Step-by-Step Protein X Abs280 Solution
Calculate ε_protein = (2 × 5500) + (1 × 1490) = 11,000 + 1,490 = 12,490 M⁻¹ cm⁻¹. Molar concentration c = (0.2 mg/ml) / (20,000 g/mol) = 0.01 mg/ml ÷ 20 g/L equivalent = 10⁻⁵ M (10 μM). Abs₂₈₀ = ε × c × l = 12,490 × 10⁻⁵ × 1 = 1.249.

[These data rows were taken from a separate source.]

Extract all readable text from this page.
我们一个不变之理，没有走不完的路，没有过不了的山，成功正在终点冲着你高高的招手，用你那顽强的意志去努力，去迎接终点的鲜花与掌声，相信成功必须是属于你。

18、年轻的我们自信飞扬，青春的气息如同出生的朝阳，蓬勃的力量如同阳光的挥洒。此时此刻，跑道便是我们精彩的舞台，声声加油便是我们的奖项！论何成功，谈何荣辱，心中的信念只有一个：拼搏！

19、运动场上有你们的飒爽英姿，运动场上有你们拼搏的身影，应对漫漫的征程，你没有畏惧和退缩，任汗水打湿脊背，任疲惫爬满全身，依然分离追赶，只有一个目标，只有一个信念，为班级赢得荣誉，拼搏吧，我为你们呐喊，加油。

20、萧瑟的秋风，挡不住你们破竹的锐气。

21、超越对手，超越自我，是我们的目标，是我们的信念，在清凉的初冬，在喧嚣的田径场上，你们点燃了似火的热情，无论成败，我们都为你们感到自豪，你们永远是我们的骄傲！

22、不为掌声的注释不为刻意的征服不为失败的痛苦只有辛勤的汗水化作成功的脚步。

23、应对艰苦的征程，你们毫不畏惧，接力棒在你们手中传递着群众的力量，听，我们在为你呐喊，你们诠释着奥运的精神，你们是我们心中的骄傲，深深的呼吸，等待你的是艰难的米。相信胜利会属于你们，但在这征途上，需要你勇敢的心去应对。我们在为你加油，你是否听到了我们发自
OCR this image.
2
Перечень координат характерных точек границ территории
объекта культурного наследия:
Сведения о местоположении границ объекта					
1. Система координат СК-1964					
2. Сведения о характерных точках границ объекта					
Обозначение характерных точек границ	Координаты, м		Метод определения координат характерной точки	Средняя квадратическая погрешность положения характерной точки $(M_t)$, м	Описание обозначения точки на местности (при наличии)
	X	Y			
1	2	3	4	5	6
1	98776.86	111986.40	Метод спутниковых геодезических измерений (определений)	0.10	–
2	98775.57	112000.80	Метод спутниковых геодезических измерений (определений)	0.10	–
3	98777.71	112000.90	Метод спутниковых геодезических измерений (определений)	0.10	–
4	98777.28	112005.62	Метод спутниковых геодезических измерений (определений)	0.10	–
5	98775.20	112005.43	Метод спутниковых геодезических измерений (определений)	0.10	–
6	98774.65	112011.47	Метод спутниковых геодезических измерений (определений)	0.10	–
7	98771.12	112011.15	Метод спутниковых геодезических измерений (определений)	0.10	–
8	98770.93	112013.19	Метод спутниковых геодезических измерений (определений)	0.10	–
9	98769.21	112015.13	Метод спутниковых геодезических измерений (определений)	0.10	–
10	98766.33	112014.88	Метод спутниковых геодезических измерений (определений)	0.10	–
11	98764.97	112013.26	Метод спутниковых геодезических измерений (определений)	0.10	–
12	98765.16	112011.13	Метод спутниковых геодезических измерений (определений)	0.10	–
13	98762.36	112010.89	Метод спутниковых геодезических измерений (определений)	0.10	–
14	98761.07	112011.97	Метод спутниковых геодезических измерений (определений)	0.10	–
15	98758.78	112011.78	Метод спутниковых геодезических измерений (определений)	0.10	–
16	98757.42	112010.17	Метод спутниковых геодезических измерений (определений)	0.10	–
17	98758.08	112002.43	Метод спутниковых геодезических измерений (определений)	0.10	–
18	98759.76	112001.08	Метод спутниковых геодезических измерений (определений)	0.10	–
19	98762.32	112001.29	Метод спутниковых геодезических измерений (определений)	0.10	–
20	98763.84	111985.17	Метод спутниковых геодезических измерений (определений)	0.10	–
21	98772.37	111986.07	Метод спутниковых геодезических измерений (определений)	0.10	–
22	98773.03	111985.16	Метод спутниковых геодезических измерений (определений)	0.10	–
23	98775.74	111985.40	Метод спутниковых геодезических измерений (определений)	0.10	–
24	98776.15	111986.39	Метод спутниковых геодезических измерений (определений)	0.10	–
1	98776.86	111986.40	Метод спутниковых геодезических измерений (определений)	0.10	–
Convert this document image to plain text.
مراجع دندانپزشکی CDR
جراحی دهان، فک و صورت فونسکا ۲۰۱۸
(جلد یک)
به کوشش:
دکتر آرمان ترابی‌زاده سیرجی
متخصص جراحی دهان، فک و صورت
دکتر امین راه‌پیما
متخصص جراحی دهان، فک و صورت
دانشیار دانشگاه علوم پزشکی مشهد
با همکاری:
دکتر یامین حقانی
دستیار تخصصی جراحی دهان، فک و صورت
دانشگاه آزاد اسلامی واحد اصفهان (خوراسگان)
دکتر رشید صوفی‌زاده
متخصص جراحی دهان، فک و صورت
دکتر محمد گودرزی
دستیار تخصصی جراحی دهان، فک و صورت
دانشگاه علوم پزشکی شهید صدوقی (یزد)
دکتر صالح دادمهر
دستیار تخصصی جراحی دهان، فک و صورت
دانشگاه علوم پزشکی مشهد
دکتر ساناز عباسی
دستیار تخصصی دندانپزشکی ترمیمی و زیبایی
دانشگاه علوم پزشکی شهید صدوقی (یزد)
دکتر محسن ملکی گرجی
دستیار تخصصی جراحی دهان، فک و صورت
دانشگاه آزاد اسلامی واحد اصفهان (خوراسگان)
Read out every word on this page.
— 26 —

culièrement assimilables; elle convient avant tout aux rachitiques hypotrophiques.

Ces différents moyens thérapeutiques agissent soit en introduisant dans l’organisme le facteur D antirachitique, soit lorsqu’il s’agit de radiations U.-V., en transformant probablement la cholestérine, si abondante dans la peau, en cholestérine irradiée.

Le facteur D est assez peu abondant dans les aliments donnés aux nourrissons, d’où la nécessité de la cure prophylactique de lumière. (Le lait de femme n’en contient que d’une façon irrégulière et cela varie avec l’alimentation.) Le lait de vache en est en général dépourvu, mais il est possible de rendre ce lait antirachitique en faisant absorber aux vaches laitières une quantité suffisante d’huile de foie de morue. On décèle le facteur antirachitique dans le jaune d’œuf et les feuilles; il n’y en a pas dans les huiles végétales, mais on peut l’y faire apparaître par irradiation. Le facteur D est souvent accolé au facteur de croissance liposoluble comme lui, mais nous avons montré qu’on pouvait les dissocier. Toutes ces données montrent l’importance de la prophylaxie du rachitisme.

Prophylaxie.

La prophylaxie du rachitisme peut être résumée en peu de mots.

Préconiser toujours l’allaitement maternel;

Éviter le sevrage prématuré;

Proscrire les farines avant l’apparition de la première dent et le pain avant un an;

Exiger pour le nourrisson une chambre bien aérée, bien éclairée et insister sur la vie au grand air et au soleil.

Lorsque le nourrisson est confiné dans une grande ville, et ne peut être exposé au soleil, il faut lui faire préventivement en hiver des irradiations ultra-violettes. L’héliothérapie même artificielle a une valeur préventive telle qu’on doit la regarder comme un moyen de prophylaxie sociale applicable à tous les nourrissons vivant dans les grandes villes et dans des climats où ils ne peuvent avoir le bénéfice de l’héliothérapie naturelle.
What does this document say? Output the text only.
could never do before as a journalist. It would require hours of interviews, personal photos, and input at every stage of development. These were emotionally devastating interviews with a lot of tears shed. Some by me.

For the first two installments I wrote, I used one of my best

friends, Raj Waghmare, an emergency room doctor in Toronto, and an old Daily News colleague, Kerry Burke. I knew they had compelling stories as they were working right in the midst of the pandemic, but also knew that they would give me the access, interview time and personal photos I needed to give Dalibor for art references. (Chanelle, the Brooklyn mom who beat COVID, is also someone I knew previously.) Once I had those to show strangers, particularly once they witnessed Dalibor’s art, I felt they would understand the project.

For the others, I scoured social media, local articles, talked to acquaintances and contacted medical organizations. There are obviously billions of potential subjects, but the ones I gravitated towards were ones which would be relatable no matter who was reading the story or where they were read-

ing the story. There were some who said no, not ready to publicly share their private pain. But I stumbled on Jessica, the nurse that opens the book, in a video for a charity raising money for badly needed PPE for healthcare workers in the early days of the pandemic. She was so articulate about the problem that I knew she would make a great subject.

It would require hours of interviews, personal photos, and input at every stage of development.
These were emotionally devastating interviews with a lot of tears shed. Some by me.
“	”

| Parameter | Value | Role in Abs280 |
|---|---|---|
| Trp residues | 2 | Major contributor (5500 each) |
| Tyr residues | 1 | Minor contributor (1490) |
| ε_total | 12,490 M⁻¹ cm⁻¹ | Protein-specific |
| MW | 20,000 Da | For c conversion |
| Mass conc. | 0.2 mg/ml | Query input |
| Expected Abs₂₈₀ | 1.249 | Final result |
Why Options Fail in Abs280 Estimation
Option a (0.1249) underestimates c by 10-fold; c (12.49) overestimates by 10-fold; d ignores viable data despite no cystine info needed here. Trp dominates (88% of ε), making two tryptophans one tyrosine setups predictable.
CSIR NET Applications
Protein absorbance 280 nm questions test Beer’s Law mastery for biotech assays, enzyme kinetics, and purification—vital for Life Sciences exams. Practice with tools like ProtParam confirms ε values.